The casings can be entered into the Bureau of Alcohol, Tobacco, Firearms and Explosives database and matched to any other shell casings fired by the same gun at another crime scene, or to the same gun if found. Cover sites may also provide clues.
On Wednesday, Sharif asked the public to provide any surveillance footage from bombed areas and announced a $75,000 reward for information leading to the arrest and conviction of the person or persons responsible.
A person who lives near a West End substation heard about 20 gunshots in quick succession the night the station was attacked, he told CNN affiliate WRAL. He said that the electricity did not go off for 30 minutes after that.
“My wife and I were sitting on the couch watching a movie and suddenly, around 8:45, about 20 rounds were fired directly across the street,” Spencer Matthews told WRAL.
The outage paralyzed the local economy and paralyzed the daily life of more than 45,000 homes and businesses.

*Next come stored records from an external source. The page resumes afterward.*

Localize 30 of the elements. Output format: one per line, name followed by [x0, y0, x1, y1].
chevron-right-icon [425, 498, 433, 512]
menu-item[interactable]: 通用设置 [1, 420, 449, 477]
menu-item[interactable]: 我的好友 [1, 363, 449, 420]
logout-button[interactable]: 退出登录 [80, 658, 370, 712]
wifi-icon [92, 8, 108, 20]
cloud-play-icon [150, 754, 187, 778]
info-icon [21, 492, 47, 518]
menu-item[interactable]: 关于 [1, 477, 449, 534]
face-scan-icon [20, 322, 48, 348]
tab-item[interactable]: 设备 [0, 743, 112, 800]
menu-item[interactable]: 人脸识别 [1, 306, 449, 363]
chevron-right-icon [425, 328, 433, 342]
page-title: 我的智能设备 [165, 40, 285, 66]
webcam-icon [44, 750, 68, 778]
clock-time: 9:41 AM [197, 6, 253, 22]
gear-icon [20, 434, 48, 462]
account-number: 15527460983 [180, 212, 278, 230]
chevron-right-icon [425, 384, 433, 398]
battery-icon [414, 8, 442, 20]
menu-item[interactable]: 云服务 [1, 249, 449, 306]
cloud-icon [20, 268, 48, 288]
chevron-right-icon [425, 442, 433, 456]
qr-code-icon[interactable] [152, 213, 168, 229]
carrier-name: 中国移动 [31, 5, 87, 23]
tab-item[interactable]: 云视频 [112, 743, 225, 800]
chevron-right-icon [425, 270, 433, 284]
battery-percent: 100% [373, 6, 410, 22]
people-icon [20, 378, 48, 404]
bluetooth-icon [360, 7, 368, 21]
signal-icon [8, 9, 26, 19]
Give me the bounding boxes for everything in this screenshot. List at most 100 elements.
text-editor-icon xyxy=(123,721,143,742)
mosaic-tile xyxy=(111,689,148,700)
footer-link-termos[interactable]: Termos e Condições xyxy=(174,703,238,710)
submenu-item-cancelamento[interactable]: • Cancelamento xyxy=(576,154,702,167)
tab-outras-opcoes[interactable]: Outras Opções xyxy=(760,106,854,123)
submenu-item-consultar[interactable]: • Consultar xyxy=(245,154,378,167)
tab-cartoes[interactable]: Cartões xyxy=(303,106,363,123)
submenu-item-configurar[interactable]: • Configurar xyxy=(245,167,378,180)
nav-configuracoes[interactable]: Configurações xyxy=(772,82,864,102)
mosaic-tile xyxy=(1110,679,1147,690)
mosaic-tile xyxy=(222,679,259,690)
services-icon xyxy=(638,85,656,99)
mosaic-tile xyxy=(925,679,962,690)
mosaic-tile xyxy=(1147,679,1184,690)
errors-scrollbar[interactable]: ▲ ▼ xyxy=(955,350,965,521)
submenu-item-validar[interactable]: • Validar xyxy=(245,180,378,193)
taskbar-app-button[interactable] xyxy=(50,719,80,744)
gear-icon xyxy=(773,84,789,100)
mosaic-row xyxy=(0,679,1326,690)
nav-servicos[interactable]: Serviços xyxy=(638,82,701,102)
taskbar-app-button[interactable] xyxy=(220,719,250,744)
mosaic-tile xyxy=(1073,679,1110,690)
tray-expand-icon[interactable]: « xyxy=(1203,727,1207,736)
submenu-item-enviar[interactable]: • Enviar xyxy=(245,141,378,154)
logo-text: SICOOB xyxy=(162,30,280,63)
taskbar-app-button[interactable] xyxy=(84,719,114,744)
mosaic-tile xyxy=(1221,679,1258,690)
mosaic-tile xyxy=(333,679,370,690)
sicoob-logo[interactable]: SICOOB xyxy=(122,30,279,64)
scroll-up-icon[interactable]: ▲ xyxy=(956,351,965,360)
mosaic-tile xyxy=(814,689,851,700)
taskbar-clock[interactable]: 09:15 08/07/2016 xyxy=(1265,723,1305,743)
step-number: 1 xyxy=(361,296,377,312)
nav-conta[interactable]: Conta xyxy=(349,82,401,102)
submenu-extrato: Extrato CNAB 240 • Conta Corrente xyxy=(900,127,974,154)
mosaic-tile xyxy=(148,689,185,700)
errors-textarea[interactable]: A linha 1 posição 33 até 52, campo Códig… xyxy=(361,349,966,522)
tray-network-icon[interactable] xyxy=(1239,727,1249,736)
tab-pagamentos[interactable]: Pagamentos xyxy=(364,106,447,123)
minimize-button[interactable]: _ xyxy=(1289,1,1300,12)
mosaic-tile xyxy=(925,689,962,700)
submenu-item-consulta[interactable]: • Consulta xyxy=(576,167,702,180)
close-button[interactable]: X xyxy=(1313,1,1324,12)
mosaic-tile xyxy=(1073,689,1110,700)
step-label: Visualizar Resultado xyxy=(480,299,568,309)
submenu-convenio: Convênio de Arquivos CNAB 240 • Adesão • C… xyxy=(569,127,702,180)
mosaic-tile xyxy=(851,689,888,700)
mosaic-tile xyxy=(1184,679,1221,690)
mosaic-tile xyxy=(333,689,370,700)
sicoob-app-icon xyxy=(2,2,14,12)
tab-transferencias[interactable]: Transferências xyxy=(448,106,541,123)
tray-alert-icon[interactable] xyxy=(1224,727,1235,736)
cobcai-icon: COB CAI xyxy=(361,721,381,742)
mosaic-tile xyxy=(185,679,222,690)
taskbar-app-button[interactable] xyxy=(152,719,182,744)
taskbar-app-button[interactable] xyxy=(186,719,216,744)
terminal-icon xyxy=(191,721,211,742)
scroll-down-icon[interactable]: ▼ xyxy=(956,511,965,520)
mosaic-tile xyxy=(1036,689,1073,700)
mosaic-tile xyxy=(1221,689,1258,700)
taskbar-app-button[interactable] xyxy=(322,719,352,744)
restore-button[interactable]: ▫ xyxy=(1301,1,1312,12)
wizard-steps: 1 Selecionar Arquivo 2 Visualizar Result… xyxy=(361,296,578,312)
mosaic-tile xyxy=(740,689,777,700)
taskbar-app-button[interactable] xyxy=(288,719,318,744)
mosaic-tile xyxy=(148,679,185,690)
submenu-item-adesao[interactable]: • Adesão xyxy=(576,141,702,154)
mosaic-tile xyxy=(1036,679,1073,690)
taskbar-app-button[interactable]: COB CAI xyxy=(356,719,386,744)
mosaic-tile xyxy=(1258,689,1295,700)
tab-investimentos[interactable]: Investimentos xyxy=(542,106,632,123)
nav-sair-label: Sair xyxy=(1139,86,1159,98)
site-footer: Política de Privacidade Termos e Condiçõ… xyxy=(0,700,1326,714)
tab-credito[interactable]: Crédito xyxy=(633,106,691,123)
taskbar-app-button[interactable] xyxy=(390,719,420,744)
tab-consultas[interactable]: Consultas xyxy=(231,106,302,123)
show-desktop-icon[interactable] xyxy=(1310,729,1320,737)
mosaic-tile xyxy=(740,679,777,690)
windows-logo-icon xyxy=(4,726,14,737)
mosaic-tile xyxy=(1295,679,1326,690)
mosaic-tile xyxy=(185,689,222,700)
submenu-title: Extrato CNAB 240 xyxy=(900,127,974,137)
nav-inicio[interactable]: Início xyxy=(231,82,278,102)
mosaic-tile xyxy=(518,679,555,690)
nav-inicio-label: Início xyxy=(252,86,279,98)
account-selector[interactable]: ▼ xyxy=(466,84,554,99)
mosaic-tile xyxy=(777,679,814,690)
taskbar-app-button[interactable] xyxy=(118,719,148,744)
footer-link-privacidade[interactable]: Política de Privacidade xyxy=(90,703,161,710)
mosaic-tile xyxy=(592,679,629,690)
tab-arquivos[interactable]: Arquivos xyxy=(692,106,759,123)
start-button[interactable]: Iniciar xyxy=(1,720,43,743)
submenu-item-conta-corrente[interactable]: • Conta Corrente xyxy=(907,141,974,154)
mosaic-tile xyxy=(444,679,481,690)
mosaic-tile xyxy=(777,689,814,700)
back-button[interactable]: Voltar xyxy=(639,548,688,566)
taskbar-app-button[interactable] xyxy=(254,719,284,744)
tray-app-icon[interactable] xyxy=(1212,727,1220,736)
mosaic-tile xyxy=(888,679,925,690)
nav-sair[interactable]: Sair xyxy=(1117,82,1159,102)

Just because the electricity is back on doesn’t mean the pain is over.
Moore County Superintendent Wayne Vest said the businesses have “lost an enormous amount over the past few days.” The outage affected more than 600 food establishments, Moore County Health Director[مت][غرنر]It said
We know that our people will end the day and pass the night in power and light and safety. John Strickland, Mayor of Pinehurst, said there is another element of our population that continues to suffer…they are the local merchants.
“If you’re eating out, if you’re only going to go out once, go out twice,” Feist said. “If you’re going shopping and buy one pack, buy two.”